I was looking at database options: My choice was an RDBMS: Postgresql/ MySQL. I might scale up to 400 users in the first year, with typically a 20-40 page views/ per day per user - mostly for transactions not static views. Each view will involve fetch data and update data. ACID compliance is necessary(or so I think). So the transaction volume is not huge.
It would have been a no-brainer to pick either of these based on my preference, but for this one requirement, which I believe is typical of a SaaS app: The Schema will be changing as I add more customers/users and for each customer's changing business requirement (I will be offering some limited flexibility only to start with). As I am not a DB expert, based on what I can think of and has read, I can handle that in a number of ways:
- Have a traditional RDBMS schema design in MySQl/Postgresql with a single DB hosting multiple tenants. And add enough "free-floating" columns in each table to allow for future changes as I add more customers or changes for an existing customer. This might have a downside of propagating the changes to the DB every time a small change is made to the Schema. I remember reading that in Postgresql schema updates can be done real time without locking. But not sure, how painful or how practical is it in this use case. And also, as the schema changes might also introduce new/ minor SQL changes as well.
- Have an RDBMS, but design the database schema in a flexible manner: with a close to entity-attribute-value or just as a key-value store. (Workday, FriendFeed for example)
- Have the entire thing in-memory as objects and store them in log files periodically.(e.g., edval, lmax)
- Go for a NoSQL DB like MongoDB or Redis. But based on what I can gather, they are not suitable for this use-case and not fully ACID compliant.

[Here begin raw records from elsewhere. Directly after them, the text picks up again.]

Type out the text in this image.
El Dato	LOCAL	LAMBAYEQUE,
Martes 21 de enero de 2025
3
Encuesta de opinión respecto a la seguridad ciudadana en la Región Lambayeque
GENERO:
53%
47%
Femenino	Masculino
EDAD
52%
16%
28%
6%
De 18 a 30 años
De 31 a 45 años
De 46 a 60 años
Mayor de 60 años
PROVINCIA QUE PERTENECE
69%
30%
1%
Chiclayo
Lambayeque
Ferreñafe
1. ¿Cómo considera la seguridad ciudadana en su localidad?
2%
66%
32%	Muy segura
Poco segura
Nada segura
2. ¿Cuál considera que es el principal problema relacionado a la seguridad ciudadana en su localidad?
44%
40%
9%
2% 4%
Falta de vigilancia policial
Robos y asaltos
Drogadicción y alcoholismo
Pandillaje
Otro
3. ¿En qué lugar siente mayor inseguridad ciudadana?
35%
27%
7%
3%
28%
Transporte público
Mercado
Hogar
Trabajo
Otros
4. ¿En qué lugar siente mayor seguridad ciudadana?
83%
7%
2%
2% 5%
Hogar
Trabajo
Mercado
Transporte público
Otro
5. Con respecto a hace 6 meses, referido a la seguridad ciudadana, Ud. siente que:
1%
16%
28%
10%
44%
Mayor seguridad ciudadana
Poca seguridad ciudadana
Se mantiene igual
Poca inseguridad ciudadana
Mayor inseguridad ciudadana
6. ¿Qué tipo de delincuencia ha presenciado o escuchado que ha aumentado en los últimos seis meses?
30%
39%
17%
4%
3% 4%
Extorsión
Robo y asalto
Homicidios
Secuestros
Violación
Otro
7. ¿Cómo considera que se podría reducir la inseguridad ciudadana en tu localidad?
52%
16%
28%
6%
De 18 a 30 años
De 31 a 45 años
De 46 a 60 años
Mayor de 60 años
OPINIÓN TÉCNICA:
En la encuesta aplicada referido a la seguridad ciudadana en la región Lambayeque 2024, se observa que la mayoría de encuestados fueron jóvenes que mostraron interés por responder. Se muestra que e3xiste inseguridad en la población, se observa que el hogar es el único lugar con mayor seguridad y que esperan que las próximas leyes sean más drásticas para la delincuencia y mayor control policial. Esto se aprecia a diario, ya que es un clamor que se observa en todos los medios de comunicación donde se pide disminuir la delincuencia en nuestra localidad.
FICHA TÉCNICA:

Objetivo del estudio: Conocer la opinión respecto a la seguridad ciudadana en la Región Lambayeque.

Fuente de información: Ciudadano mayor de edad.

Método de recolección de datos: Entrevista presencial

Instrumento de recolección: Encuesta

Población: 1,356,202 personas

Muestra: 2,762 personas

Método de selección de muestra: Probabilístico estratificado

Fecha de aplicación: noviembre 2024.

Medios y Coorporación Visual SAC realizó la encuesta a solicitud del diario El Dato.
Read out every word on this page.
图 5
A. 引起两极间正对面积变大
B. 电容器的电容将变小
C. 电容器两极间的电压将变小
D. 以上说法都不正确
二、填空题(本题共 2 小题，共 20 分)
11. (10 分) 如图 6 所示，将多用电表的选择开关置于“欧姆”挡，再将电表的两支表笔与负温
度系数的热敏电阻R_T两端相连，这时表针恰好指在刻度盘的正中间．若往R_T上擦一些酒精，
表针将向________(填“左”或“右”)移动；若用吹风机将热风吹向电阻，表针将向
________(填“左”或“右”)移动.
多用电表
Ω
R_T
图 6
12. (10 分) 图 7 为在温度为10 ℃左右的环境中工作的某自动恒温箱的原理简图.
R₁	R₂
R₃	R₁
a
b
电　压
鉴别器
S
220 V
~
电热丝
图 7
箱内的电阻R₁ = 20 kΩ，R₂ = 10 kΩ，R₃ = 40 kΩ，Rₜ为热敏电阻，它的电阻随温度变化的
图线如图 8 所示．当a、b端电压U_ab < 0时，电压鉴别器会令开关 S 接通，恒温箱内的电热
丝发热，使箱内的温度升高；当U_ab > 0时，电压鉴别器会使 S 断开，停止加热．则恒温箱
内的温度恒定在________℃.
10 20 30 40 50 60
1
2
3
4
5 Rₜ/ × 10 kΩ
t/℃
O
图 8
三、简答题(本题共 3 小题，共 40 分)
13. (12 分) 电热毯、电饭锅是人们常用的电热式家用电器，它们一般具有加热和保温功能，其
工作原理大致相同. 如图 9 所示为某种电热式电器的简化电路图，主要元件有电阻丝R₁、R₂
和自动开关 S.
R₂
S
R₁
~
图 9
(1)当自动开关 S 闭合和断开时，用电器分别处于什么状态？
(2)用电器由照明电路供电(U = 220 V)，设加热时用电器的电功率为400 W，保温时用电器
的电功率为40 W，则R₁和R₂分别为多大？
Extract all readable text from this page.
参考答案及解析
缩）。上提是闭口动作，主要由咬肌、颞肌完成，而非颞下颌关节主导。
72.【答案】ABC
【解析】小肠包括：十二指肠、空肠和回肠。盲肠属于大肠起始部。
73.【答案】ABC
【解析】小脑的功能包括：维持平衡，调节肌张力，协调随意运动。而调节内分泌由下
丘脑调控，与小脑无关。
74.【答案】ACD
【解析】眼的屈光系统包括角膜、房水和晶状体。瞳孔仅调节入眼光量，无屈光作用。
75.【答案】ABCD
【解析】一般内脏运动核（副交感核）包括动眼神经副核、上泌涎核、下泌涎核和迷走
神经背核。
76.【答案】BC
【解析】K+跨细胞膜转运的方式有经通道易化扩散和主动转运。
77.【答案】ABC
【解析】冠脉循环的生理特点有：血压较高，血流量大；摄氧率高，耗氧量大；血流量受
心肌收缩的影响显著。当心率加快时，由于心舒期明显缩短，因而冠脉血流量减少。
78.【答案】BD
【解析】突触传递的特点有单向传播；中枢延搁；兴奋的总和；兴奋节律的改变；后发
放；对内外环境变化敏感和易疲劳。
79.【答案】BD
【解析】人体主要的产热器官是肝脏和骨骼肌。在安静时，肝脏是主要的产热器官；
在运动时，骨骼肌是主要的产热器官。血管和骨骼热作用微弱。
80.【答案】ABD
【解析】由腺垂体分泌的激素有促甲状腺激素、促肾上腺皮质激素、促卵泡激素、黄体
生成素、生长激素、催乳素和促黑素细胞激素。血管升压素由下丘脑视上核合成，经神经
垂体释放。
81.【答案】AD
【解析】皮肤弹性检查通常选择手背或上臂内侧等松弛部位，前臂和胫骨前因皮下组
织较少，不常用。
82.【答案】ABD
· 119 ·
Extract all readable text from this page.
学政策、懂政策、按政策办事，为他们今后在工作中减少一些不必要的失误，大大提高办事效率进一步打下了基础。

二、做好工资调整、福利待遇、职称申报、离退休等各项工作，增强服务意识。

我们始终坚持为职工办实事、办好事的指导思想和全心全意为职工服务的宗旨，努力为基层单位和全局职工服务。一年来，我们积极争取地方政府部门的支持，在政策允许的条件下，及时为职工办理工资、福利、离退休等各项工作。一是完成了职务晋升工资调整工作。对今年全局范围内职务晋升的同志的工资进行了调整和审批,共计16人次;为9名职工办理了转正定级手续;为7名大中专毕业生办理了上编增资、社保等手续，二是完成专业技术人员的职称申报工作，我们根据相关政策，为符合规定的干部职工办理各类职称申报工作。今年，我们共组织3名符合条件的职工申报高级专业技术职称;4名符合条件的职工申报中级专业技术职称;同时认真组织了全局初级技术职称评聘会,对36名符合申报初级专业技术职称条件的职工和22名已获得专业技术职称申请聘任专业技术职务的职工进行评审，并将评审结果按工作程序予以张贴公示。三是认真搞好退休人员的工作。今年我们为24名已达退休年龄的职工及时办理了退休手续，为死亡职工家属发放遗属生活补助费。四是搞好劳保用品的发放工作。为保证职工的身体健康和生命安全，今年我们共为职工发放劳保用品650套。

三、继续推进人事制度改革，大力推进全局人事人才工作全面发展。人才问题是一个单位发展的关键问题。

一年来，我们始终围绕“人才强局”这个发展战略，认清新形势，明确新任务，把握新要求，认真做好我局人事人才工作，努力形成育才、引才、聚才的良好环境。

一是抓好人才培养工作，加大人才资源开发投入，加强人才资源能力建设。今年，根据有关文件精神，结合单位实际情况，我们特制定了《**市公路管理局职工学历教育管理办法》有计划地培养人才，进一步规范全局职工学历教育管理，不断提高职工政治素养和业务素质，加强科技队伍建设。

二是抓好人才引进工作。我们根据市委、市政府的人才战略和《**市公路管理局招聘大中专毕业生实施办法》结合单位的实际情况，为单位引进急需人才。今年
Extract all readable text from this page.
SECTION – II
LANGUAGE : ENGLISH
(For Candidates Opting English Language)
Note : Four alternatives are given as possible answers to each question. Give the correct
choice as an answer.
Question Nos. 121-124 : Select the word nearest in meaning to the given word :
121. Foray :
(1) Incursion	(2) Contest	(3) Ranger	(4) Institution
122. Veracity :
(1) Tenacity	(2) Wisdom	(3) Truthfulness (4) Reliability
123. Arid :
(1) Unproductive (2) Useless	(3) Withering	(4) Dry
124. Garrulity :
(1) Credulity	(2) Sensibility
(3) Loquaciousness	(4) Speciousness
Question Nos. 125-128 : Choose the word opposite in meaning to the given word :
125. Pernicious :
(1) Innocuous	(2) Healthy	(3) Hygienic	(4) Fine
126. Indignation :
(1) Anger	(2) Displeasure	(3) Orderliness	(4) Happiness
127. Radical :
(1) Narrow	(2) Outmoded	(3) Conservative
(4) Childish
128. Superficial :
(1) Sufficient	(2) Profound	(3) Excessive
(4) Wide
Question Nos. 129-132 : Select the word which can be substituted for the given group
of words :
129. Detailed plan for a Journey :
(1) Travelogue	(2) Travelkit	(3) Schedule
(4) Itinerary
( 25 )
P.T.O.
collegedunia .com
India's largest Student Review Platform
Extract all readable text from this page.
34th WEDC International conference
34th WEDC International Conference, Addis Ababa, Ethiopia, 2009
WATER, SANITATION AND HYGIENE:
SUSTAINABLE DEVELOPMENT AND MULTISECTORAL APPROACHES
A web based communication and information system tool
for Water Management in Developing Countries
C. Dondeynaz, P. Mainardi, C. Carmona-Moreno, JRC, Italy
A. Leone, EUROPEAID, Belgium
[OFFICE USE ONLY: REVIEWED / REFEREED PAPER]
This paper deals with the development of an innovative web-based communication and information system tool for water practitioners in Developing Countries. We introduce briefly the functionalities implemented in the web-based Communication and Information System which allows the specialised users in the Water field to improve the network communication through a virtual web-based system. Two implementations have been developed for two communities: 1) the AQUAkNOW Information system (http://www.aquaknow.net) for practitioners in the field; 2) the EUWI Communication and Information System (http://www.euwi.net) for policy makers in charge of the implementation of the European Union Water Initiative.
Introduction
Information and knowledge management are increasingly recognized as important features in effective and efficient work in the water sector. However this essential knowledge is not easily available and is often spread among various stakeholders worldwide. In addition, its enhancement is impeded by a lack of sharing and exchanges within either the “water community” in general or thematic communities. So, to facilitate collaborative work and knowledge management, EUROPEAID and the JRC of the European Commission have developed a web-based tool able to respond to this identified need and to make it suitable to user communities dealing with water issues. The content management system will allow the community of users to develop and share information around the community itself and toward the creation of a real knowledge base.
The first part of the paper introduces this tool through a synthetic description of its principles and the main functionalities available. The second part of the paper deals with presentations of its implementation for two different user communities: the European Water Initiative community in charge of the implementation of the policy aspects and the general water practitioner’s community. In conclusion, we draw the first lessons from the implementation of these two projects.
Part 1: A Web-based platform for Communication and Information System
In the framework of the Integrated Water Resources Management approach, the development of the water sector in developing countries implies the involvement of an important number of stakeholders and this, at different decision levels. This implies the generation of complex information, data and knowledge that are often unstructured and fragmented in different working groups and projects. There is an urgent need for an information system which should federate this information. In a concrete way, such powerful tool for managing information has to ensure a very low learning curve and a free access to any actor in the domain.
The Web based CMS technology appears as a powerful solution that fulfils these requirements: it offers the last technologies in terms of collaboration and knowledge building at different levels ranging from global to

- Go for some NewSQL Dbs like VoltDb or JustoneDb(cloud based) which retain the SQL and ACID compliant behaviour and are "new-gen" RDBMS.
- I looked at neo4j(graphdb), but not sure if that will fit this use-case
In my use case, more than scalability or distributed computing, I am looking at a better way to achieve "Flexibility in Schema + ACID + some reasonable Performance". Most of the articles I could find on the net speak of flexibility in schema as a cause leading to performance(in the case of NoSQL DBs) and scalability while leaving out the ACID/Transactions side.
Is this an "either or" case of 'Schema flexibility vs ACID' transactions or Is there a better way out?